The number of ways that this situation can lead to conflicts are more than I can count. But don't give up your hybrid yet. Although biofuels are clearly part of the problem, they could be part of the solution as well. I'm thinking the science fiction like news of engineered bacteria and algae producing biofuel or making the existing processes more efficient (Breeding the Oil Bug and many others).

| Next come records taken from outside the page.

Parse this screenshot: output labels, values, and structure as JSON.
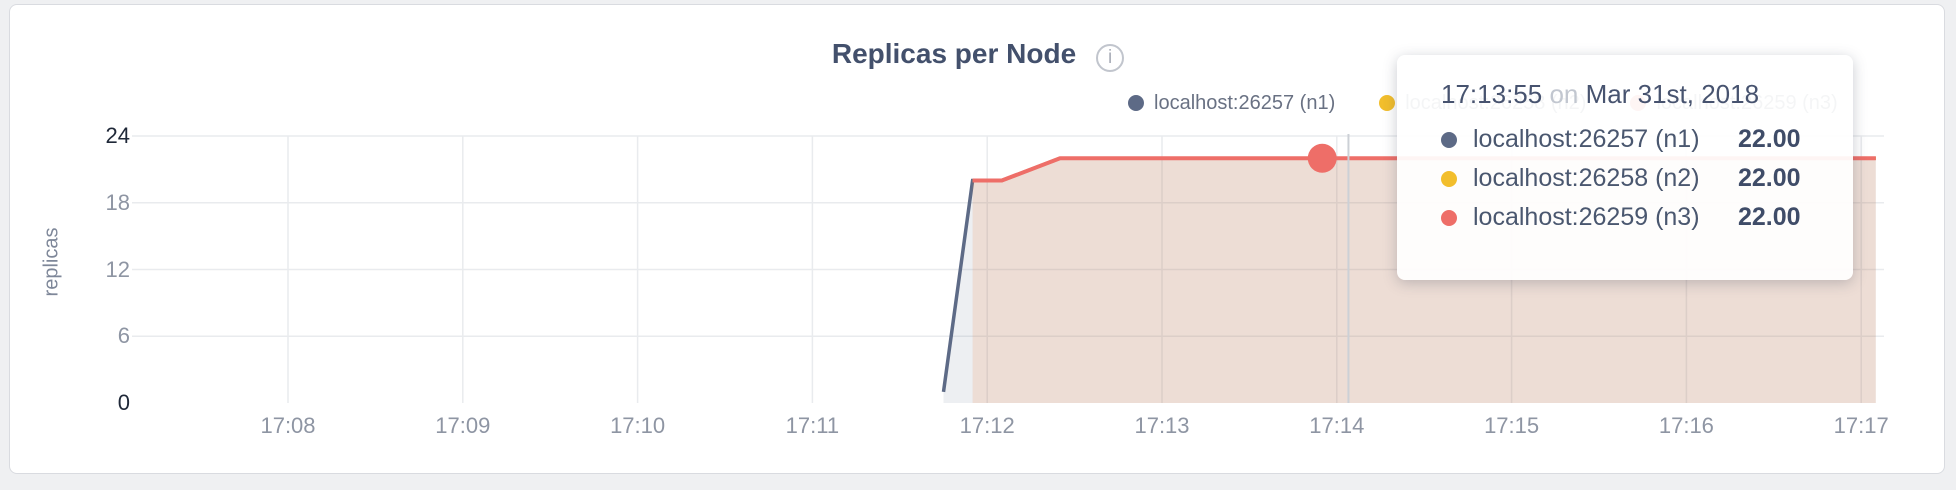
{
  "page": {
    "background": "#eff0f2",
    "card_background": "#ffffff",
    "card_border": "#d9dbe0"
  },
  "header": {
    "title": "Replicas per Node",
    "info_icon": "i"
  },
  "chart_data": {
    "type": "area",
    "title": "Replicas per Node",
    "ylabel": "replicas",
    "xlabel": "",
    "ylim": [
      0,
      24
    ],
    "y_ticks": [
      0,
      6,
      12,
      18,
      24
    ],
    "y_ticks_emphasized": [
      0,
      24
    ],
    "x_ticks": [
      "17:08",
      "17:09",
      "17:10",
      "17:11",
      "17:12",
      "17:13",
      "17:14",
      "17:15",
      "17:16",
      "17:17"
    ],
    "grid": true,
    "legend_position": "top-right",
    "series": [
      {
        "name": "localhost:26257 (n1)",
        "color": "#5d6a86",
        "points": [
          [
            "17:11:45",
            1
          ],
          [
            "17:11:55",
            20
          ],
          [
            "17:12:05",
            20
          ],
          [
            "17:12:25",
            22
          ],
          [
            "17:17:05",
            22
          ]
        ]
      },
      {
        "name": "localhost:26258 (n2)",
        "color": "#f2be2c",
        "points": [
          [
            "17:11:55",
            20
          ],
          [
            "17:12:05",
            20
          ],
          [
            "17:12:25",
            22
          ],
          [
            "17:17:05",
            22
          ]
        ]
      },
      {
        "name": "localhost:26259 (n3)",
        "color": "#ee6e68",
        "points": [
          [
            "17:11:55",
            20
          ],
          [
            "17:12:05",
            20
          ],
          [
            "17:12:25",
            22
          ],
          [
            "17:17:05",
            22
          ]
        ]
      }
    ],
    "hover": {
      "point_series": "localhost:26259 (n3)",
      "point_time": "17:13:55",
      "point_value": 22,
      "guide_time": "17:14:04"
    }
  },
  "tooltip": {
    "time": "17:13:55",
    "connector": "on",
    "date": "Mar 31st, 2018",
    "rows": [
      {
        "label": "localhost:26257 (n1)",
        "value": "22.00",
        "color": "#5d6a86"
      },
      {
        "label": "localhost:26258 (n2)",
        "value": "22.00",
        "color": "#f2be2c"
      },
      {
        "label": "localhost:26259 (n3)",
        "value": "22.00",
        "color": "#ee6e68"
      }
    ]
  }
}
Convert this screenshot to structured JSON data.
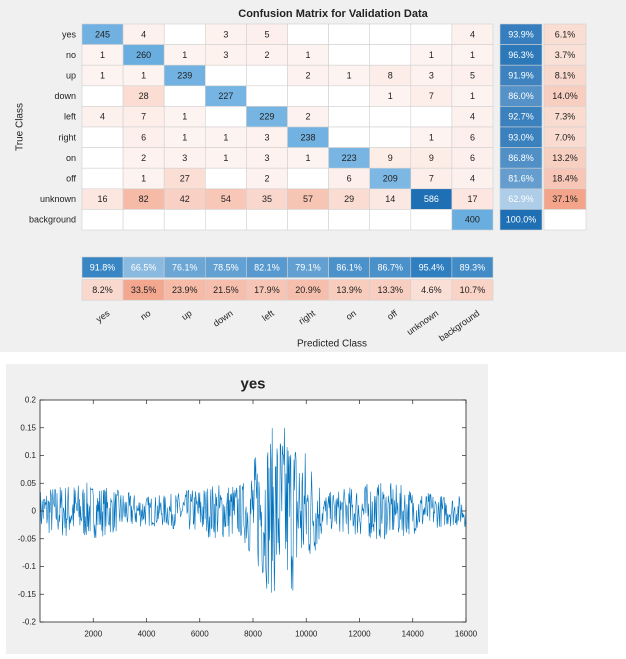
{
  "chart_data": [
    {
      "type": "heatmap",
      "title": "Confusion Matrix for Validation Data",
      "ylabel": "True Class",
      "xlabel": "Predicted Class",
      "classes": [
        "yes",
        "no",
        "up",
        "down",
        "left",
        "right",
        "on",
        "off",
        "unknown",
        "background"
      ],
      "matrix": [
        [
          245,
          4,
          null,
          3,
          5,
          null,
          null,
          null,
          null,
          4
        ],
        [
          1,
          260,
          1,
          3,
          2,
          1,
          null,
          null,
          1,
          1
        ],
        [
          1,
          1,
          239,
          null,
          null,
          2,
          1,
          8,
          3,
          5
        ],
        [
          null,
          28,
          null,
          227,
          null,
          null,
          null,
          1,
          7,
          1
        ],
        [
          4,
          7,
          1,
          null,
          229,
          2,
          null,
          null,
          null,
          4
        ],
        [
          null,
          6,
          1,
          1,
          3,
          238,
          null,
          null,
          1,
          6
        ],
        [
          null,
          2,
          3,
          1,
          3,
          1,
          223,
          9,
          9,
          6
        ],
        [
          null,
          1,
          27,
          null,
          2,
          null,
          6,
          209,
          7,
          4
        ],
        [
          16,
          82,
          42,
          54,
          35,
          57,
          29,
          14,
          586,
          17
        ],
        [
          null,
          null,
          null,
          null,
          null,
          null,
          null,
          null,
          null,
          400
        ]
      ],
      "row_summary": [
        [
          "93.9%",
          "6.1%"
        ],
        [
          "96.3%",
          "3.7%"
        ],
        [
          "91.9%",
          "8.1%"
        ],
        [
          "86.0%",
          "14.0%"
        ],
        [
          "92.7%",
          "7.3%"
        ],
        [
          "93.0%",
          "7.0%"
        ],
        [
          "86.8%",
          "13.2%"
        ],
        [
          "81.6%",
          "18.4%"
        ],
        [
          "62.9%",
          "37.1%"
        ],
        [
          "100.0%",
          ""
        ]
      ],
      "col_summary": [
        [
          "91.8%",
          "8.2%"
        ],
        [
          "66.5%",
          "33.5%"
        ],
        [
          "76.1%",
          "23.9%"
        ],
        [
          "78.5%",
          "21.5%"
        ],
        [
          "82.1%",
          "17.9%"
        ],
        [
          "79.1%",
          "20.9%"
        ],
        [
          "86.1%",
          "13.9%"
        ],
        [
          "86.7%",
          "13.3%"
        ],
        [
          "95.4%",
          "4.6%"
        ],
        [
          "89.3%",
          "10.7%"
        ]
      ],
      "colors": {
        "diag": "#6aaee0",
        "diag_strong": "#1f6fb4",
        "summary": "#4a90c6",
        "error_max": "#f3a48a"
      }
    },
    {
      "type": "line",
      "title": "yes",
      "xlim": [
        0,
        16000
      ],
      "ylim": [
        -0.2,
        0.2
      ],
      "xticks": [
        2000,
        4000,
        6000,
        8000,
        10000,
        12000,
        14000,
        16000
      ],
      "yticks": [
        -0.2,
        -0.15,
        -0.1,
        -0.05,
        0,
        0.05,
        0.1,
        0.15,
        0.2
      ],
      "ytick_labels": [
        "-0.2",
        "-0.15",
        "-0.1",
        "-0.05",
        "0",
        "0.05",
        "0.1",
        "0.15",
        "0.2"
      ],
      "samples": 16000,
      "series_color": "#0072bd"
    }
  ]
}
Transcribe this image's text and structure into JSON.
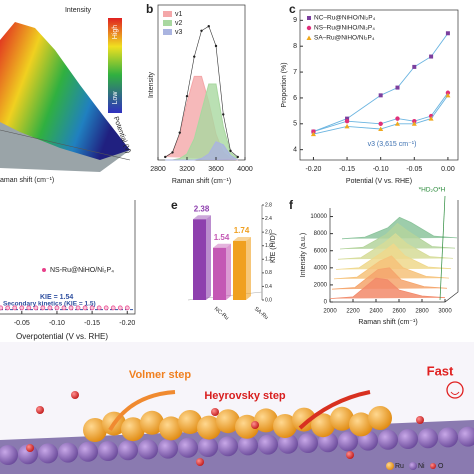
{
  "figure_a": {
    "intensity_label": "Intensity",
    "colorbar_high": "High",
    "colorbar_low": "Low",
    "potential_label": "Potential (V)",
    "raman_label": "aman shift (cm⁻¹)"
  },
  "chart_data": [
    {
      "type": "area",
      "panel_label": "b",
      "x_label": "Raman shift (cm⁻¹)",
      "y_label": "Intensity",
      "x": [
        2900,
        3000,
        3100,
        3200,
        3300,
        3400,
        3500,
        3600,
        3700,
        3800,
        3900
      ],
      "values": [
        0.02,
        0.05,
        0.18,
        0.42,
        0.68,
        0.85,
        0.88,
        0.75,
        0.3,
        0.06,
        0.02
      ],
      "series": [
        {
          "name": "v1",
          "color": "#f4a7a9",
          "values": [
            0.02,
            0.05,
            0.17,
            0.38,
            0.55,
            0.55,
            0.38,
            0.17,
            0.05,
            0.01,
            0
          ]
        },
        {
          "name": "v2",
          "color": "#a9d8a0",
          "values": [
            0,
            0,
            0.01,
            0.04,
            0.14,
            0.32,
            0.5,
            0.5,
            0.22,
            0.05,
            0.01
          ]
        },
        {
          "name": "v3",
          "color": "#aab4e0",
          "values": [
            0,
            0,
            0,
            0,
            0,
            0.01,
            0.04,
            0.12,
            0.1,
            0.03,
            0
          ]
        }
      ],
      "xlim": [
        2800,
        4000
      ],
      "xticks": [
        2800,
        3200,
        3600,
        4000
      ],
      "ylim": [
        0,
        1
      ],
      "legend": "upper left"
    },
    {
      "type": "line",
      "panel_label": "c",
      "x_label": "Potential (V vs. RHE)",
      "y_label": "Proportion (%)",
      "annotation": "v3 (3,615 cm⁻¹)",
      "x": [
        -0.2,
        -0.15,
        -0.1,
        -0.075,
        -0.05,
        -0.025,
        0
      ],
      "series": [
        {
          "name": "NC–Ru@NiHO/Ni₂P₄",
          "color": "#7b3f9e",
          "marker": "square",
          "values": [
            4.7,
            5.2,
            6.1,
            6.4,
            7.2,
            7.6,
            8.5
          ]
        },
        {
          "name": "NS–Ru@NiHO/Ni₂P₄",
          "color": "#e0307a",
          "marker": "circle",
          "values": [
            4.7,
            5.1,
            5.0,
            5.2,
            5.1,
            5.3,
            6.2
          ]
        },
        {
          "name": "SA–Ru@NiHO/Ni₂P₄",
          "color": "#f0a81c",
          "marker": "triangle",
          "values": [
            4.6,
            4.9,
            4.8,
            5.0,
            5.0,
            5.2,
            6.1
          ]
        }
      ],
      "xlim": [
        -0.22,
        0.015
      ],
      "xticks": [
        {
          "value": -0.2,
          "label": "-0.20"
        },
        -0.15,
        {
          "value": -0.1,
          "label": "-0.10"
        },
        -0.05,
        {
          "value": 0,
          "label": "0.00"
        }
      ],
      "ylim": [
        3.6,
        9.4
      ],
      "yticks": [
        4,
        5,
        6,
        7,
        8,
        9
      ],
      "line_color": "#6ab4e0",
      "legend": "upper left"
    },
    {
      "type": "scatter",
      "x_label": "Overpotential (V vs. RHE)",
      "annotation": "KIE = 1.54",
      "reference_label": "Secondary kinetics (KIE = 1.5)",
      "reference_value": 1.5,
      "x": [
        -0.02,
        -0.03,
        -0.04,
        -0.05,
        -0.06,
        -0.07,
        -0.08,
        -0.09,
        -0.1,
        -0.11,
        -0.12,
        -0.13,
        -0.14,
        -0.15,
        -0.16,
        -0.17,
        -0.18,
        -0.19,
        -0.2
      ],
      "series": [
        {
          "name": "NS-Ru@NiHO/Ni₂P₄",
          "color": "#e8408a",
          "values": [
            1.54,
            1.54,
            1.54,
            1.54,
            1.54,
            1.54,
            1.54,
            1.54,
            1.54,
            1.54,
            1.54,
            1.54,
            1.54,
            1.54,
            1.54,
            1.54,
            1.54,
            1.54,
            1.54
          ]
        }
      ],
      "xlim": [
        -0.019,
        -0.211
      ],
      "xticks": [
        -0.05,
        {
          "value": -0.1,
          "label": "-0.10"
        },
        -0.15,
        {
          "value": -0.2,
          "label": "-0.20"
        }
      ],
      "ylim": [
        1.4,
        4
      ]
    },
    {
      "type": "bar3d",
      "panel_label": "e",
      "y_label": "KIE (H/D)",
      "categories": [
        "NC-Ru",
        null,
        "SA-Ru"
      ],
      "values": [
        2.38,
        1.54,
        1.74
      ],
      "colors": [
        "#8e3fae",
        "#c458b4",
        "#f0a020"
      ],
      "ylim": [
        0,
        2.8
      ],
      "yticks": [
        {
          "value": 0,
          "label": "0.0"
        },
        0.4,
        0.8,
        1.2,
        1.6,
        {
          "value": 2,
          "label": "2.0"
        },
        2.4,
        2.8
      ]
    },
    {
      "type": "waterfall",
      "panel_label": "f",
      "x_label": "Raman shift (cm⁻¹)",
      "y_label": "Intensity (a.u.)",
      "annotation": "*HD₂O*H",
      "x": [
        2000,
        2200,
        2400,
        2500,
        2600,
        2800,
        3000
      ],
      "series": [
        {
          "color": "#f28a6a",
          "values": [
            400,
            600,
            2800,
            2600,
            1400,
            700,
            500
          ]
        },
        {
          "color": "#f5a56c",
          "values": [
            1500,
            1700,
            3800,
            4000,
            2600,
            1800,
            1600
          ]
        },
        {
          "color": "#f6c27a",
          "values": [
            2700,
            2900,
            4800,
            5400,
            4000,
            3000,
            2800
          ]
        },
        {
          "color": "#efd88c",
          "values": [
            3800,
            4000,
            5800,
            6800,
            5400,
            4100,
            3900
          ]
        },
        {
          "color": "#d6dc98",
          "values": [
            5000,
            5200,
            6900,
            8000,
            6800,
            5300,
            5100
          ]
        },
        {
          "color": "#b4d49c",
          "values": [
            6200,
            6400,
            7900,
            9200,
            8200,
            6500,
            6300
          ]
        },
        {
          "color": "#8cc49c",
          "values": [
            7400,
            7600,
            8700,
            9900,
            9300,
            7700,
            7500
          ]
        }
      ],
      "xlim": [
        2000,
        3000
      ],
      "xticks": [
        2000,
        2200,
        2400,
        2600,
        2800,
        3000
      ],
      "ylim": [
        0,
        11000
      ],
      "yticks": [
        0,
        2000,
        4000,
        6000,
        8000,
        10000
      ]
    }
  ],
  "scheme": {
    "volmer": "Volmer step",
    "heyrovsky": "Heyrovsky step",
    "fast": "Fast",
    "legend": [
      "Ru",
      "Ni",
      "O"
    ]
  }
}
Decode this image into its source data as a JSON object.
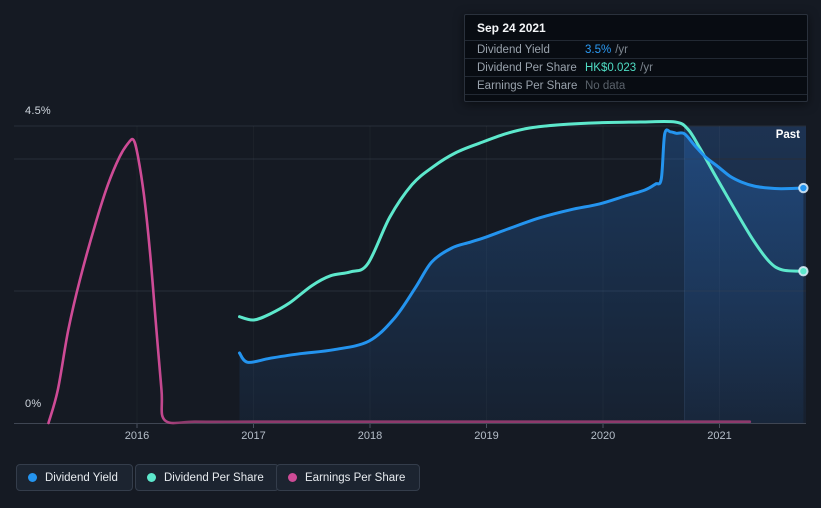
{
  "page": {
    "background": "#151a23"
  },
  "tooltip": {
    "date": "Sep 24 2021",
    "rows": [
      {
        "label": "Dividend Yield",
        "value": "3.5%",
        "suffix": "/yr",
        "value_color": "#2b9af3"
      },
      {
        "label": "Dividend Per Share",
        "value": "HK$0.023",
        "suffix": "/yr",
        "value_color": "#4fdcc3"
      },
      {
        "label": "Earnings Per Share",
        "value": "No data",
        "suffix": "",
        "value_color": "#5a626b"
      }
    ]
  },
  "axis": {
    "y_top_label": "4.5%",
    "y_bottom_label": "0%",
    "x_labels": [
      "2016",
      "2017",
      "2018",
      "2019",
      "2020",
      "2021"
    ],
    "past_label": "Past"
  },
  "legend": {
    "items": [
      {
        "label": "Dividend Yield",
        "color": "#2494ef"
      },
      {
        "label": "Dividend Per Share",
        "color": "#5de8cc"
      },
      {
        "label": "Earnings Per Share",
        "color": "#ce4b96"
      }
    ]
  },
  "chart_data": {
    "type": "line",
    "x_range": [
      2014.94,
      2021.74
    ],
    "ylim": [
      0,
      4.5
    ],
    "y_unit": "%",
    "y_gridlines_pct": [
      4.5,
      4,
      2,
      0
    ],
    "x_tick_years": [
      2016,
      2017,
      2018,
      2019,
      2020,
      2021
    ],
    "past_region_start": 2020.7,
    "legend_position": "bottom",
    "grid": true,
    "series": [
      {
        "name": "Dividend Yield",
        "color": "#2494ef",
        "axis_unit": "%",
        "area_fill": true,
        "end_marker": true,
        "points": [
          [
            2016.88,
            1.06
          ],
          [
            2016.95,
            0.92
          ],
          [
            2017.14,
            0.98
          ],
          [
            2017.4,
            1.05
          ],
          [
            2017.69,
            1.11
          ],
          [
            2017.99,
            1.24
          ],
          [
            2018.21,
            1.59
          ],
          [
            2018.39,
            2.05
          ],
          [
            2018.53,
            2.44
          ],
          [
            2018.7,
            2.65
          ],
          [
            2018.86,
            2.74
          ],
          [
            2019.0,
            2.82
          ],
          [
            2019.2,
            2.95
          ],
          [
            2019.46,
            3.11
          ],
          [
            2019.72,
            3.23
          ],
          [
            2019.97,
            3.32
          ],
          [
            2020.19,
            3.44
          ],
          [
            2020.36,
            3.53
          ],
          [
            2020.45,
            3.62
          ],
          [
            2020.5,
            3.7
          ],
          [
            2020.53,
            4.38
          ],
          [
            2020.58,
            4.41
          ],
          [
            2020.63,
            4.39
          ],
          [
            2020.7,
            4.38
          ],
          [
            2020.79,
            4.2
          ],
          [
            2020.88,
            4.03
          ],
          [
            2020.99,
            3.88
          ],
          [
            2021.09,
            3.74
          ],
          [
            2021.19,
            3.65
          ],
          [
            2021.3,
            3.59
          ],
          [
            2021.42,
            3.56
          ],
          [
            2021.53,
            3.55
          ],
          [
            2021.72,
            3.56
          ]
        ]
      },
      {
        "name": "Dividend Per Share",
        "color": "#5de8cc",
        "axis_unit": "%",
        "area_fill": false,
        "end_marker": true,
        "points": [
          [
            2016.88,
            1.61
          ],
          [
            2017.0,
            1.56
          ],
          [
            2017.14,
            1.65
          ],
          [
            2017.31,
            1.82
          ],
          [
            2017.5,
            2.08
          ],
          [
            2017.66,
            2.23
          ],
          [
            2017.83,
            2.29
          ],
          [
            2017.98,
            2.41
          ],
          [
            2018.17,
            3.12
          ],
          [
            2018.36,
            3.61
          ],
          [
            2018.54,
            3.88
          ],
          [
            2018.73,
            4.09
          ],
          [
            2018.94,
            4.24
          ],
          [
            2019.16,
            4.38
          ],
          [
            2019.37,
            4.47
          ],
          [
            2019.63,
            4.52
          ],
          [
            2019.97,
            4.55
          ],
          [
            2020.32,
            4.56
          ],
          [
            2020.62,
            4.56
          ],
          [
            2020.73,
            4.45
          ],
          [
            2020.83,
            4.17
          ],
          [
            2020.96,
            3.76
          ],
          [
            2021.12,
            3.27
          ],
          [
            2021.29,
            2.77
          ],
          [
            2021.43,
            2.44
          ],
          [
            2021.54,
            2.32
          ],
          [
            2021.72,
            2.3
          ]
        ]
      },
      {
        "name": "Earnings Per Share",
        "color": "#ce4b96",
        "muted_color": "#8d3a6c",
        "muted_after_x": 2016.24,
        "axis_unit": "%",
        "area_fill": false,
        "end_marker": false,
        "points": [
          [
            2015.24,
            0.0
          ],
          [
            2015.32,
            0.5
          ],
          [
            2015.41,
            1.41
          ],
          [
            2015.51,
            2.17
          ],
          [
            2015.64,
            3.0
          ],
          [
            2015.75,
            3.61
          ],
          [
            2015.85,
            4.03
          ],
          [
            2015.92,
            4.23
          ],
          [
            2015.97,
            4.29
          ],
          [
            2016.01,
            4.02
          ],
          [
            2016.06,
            3.45
          ],
          [
            2016.11,
            2.62
          ],
          [
            2016.16,
            1.56
          ],
          [
            2016.21,
            0.5
          ],
          [
            2016.24,
            0.04
          ],
          [
            2016.5,
            0.02
          ],
          [
            2017.0,
            0.02
          ],
          [
            2018.0,
            0.02
          ],
          [
            2019.0,
            0.02
          ],
          [
            2020.0,
            0.02
          ],
          [
            2021.0,
            0.02
          ],
          [
            2021.26,
            0.02
          ]
        ]
      }
    ]
  }
}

The article that kicked me off putting together this post was The Biggest Green Mistake. It's using hypertext the way hypertext was meant to be used (contrary to most media) meaning it links to tons of sources in the text. It's arguing we need more genetic engineering and radical technical solutions - I'm confident I don't fully agree but they are definitely onto something.

Monday, April 07, 2008

Those Who Control Oil and Water Will Control the World

The scramble for energy is shaping many of the conflicts we can expect in the present century. The danger is not just another oil shock that impacts on industrial production, but a threat of famine. Without a drip feed of petroleum to highly mechanised farms, many of the food shelves in the supermarkets would be empty. Far from the world weaning itself off oil, it is more addicted to the stuff than ever. It is hardly surprising that powerful states are gearing up to seize their share. [...] energy shortage and global warming are reinforcing each another. The result can only be a growing risk of conflict.


One John Gray gives a short, sharp overview of the "ecowar" aka The Great Game as of right now and how it rhymes with our past.